In general, CO2 concentrations are higher indoors than outdoors, the authors wrote. And outdoor CO2 in urban areas is higher than in pristine locations. The CO2 concentrations in buildings are a result of both the gas that is otherwise in equilibrium with outdoor conditions, as well as the CO2 generated by building occupants as they exhale.
In the ongoing scenario — in which people on Earth do not reduce greenhouse gas emissions — the Intergovernmental Panel on Climate Change (IPCC) predicts outdoor CO2 levels could rise to 930 ppm by 2100. Urban areas typically have around 100 ppm higher CO2 levels than this background value.
The researchers created an approach that considers predicted future outdoor CO2 concentrations and the impact of localized urban emission. They found that if the outdoor CO2 concentrations do rise to 930 ppm, that would nudge the indoor concentrations to a harmful level of 1400 ppm.

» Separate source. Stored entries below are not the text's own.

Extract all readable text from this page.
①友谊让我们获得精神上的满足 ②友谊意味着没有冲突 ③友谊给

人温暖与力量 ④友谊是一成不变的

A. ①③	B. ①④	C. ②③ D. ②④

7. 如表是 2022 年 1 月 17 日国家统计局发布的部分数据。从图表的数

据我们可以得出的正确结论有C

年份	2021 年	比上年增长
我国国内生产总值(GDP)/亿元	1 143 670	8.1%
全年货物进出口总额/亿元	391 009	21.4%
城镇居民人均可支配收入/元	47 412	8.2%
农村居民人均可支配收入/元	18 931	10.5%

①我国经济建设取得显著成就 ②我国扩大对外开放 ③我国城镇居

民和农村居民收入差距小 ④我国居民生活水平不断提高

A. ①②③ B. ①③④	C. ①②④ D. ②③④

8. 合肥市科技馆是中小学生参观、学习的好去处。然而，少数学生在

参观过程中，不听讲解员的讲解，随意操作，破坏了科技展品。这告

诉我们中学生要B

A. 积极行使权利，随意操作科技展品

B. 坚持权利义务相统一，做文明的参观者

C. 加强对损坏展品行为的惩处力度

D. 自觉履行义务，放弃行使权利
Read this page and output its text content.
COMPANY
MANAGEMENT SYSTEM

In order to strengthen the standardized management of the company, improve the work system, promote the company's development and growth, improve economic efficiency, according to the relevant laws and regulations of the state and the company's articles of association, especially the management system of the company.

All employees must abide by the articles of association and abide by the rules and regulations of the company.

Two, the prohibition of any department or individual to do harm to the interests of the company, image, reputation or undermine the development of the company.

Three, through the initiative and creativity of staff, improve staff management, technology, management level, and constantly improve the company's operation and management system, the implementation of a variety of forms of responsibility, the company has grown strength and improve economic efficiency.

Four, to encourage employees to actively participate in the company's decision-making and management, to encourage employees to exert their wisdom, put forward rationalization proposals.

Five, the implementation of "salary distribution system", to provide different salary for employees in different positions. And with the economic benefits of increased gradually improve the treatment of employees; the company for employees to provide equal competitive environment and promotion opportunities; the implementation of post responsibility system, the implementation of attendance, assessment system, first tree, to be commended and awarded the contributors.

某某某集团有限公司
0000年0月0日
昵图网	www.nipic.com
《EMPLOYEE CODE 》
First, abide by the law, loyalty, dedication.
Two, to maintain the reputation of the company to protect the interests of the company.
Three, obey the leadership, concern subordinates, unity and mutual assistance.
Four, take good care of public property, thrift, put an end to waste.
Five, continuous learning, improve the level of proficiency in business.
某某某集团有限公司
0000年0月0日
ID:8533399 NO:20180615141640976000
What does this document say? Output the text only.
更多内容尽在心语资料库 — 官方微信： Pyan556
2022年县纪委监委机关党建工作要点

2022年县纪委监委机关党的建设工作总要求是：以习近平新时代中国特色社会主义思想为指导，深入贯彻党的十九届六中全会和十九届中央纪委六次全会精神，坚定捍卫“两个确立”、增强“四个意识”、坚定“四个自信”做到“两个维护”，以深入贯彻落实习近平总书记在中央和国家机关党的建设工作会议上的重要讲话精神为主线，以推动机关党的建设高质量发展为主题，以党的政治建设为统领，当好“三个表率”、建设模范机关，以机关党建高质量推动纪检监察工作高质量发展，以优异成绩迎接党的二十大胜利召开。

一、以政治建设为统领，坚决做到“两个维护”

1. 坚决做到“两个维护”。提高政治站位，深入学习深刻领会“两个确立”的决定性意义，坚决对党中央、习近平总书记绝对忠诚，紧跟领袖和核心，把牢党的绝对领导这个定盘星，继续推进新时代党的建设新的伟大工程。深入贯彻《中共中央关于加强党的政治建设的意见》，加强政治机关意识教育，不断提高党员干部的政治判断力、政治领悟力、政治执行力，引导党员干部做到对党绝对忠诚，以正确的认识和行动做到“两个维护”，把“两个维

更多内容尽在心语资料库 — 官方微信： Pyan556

“At this level, some studies have demonstrated compelling evidence for significant cognitive impairment,” said Anna Schapiro, coauthor. “Though the literature contains some conflicting findings, it appears that high level cognitive domains like decision-making and planning are especially susceptible to increasing CO2 concentrations.”
The study found that CO2 concentrations may cut our basic decision-making ability by 25% and complex strategic thinking by around 50% in a 1400 ppm scenario. The cognitive impacts of rising CO2 levels represent what scientists call a “direct” effect of the gas’ concentration, much like ocean acidification.
There may be ways to adapt to higher indoor CO2 levels, the researchers argued. Nevertheless, the best way to prevent levels from reaching harmful levels is to reduce fossil fuel emissions. This would require further climate action, as stipulated in the Paris Agreement.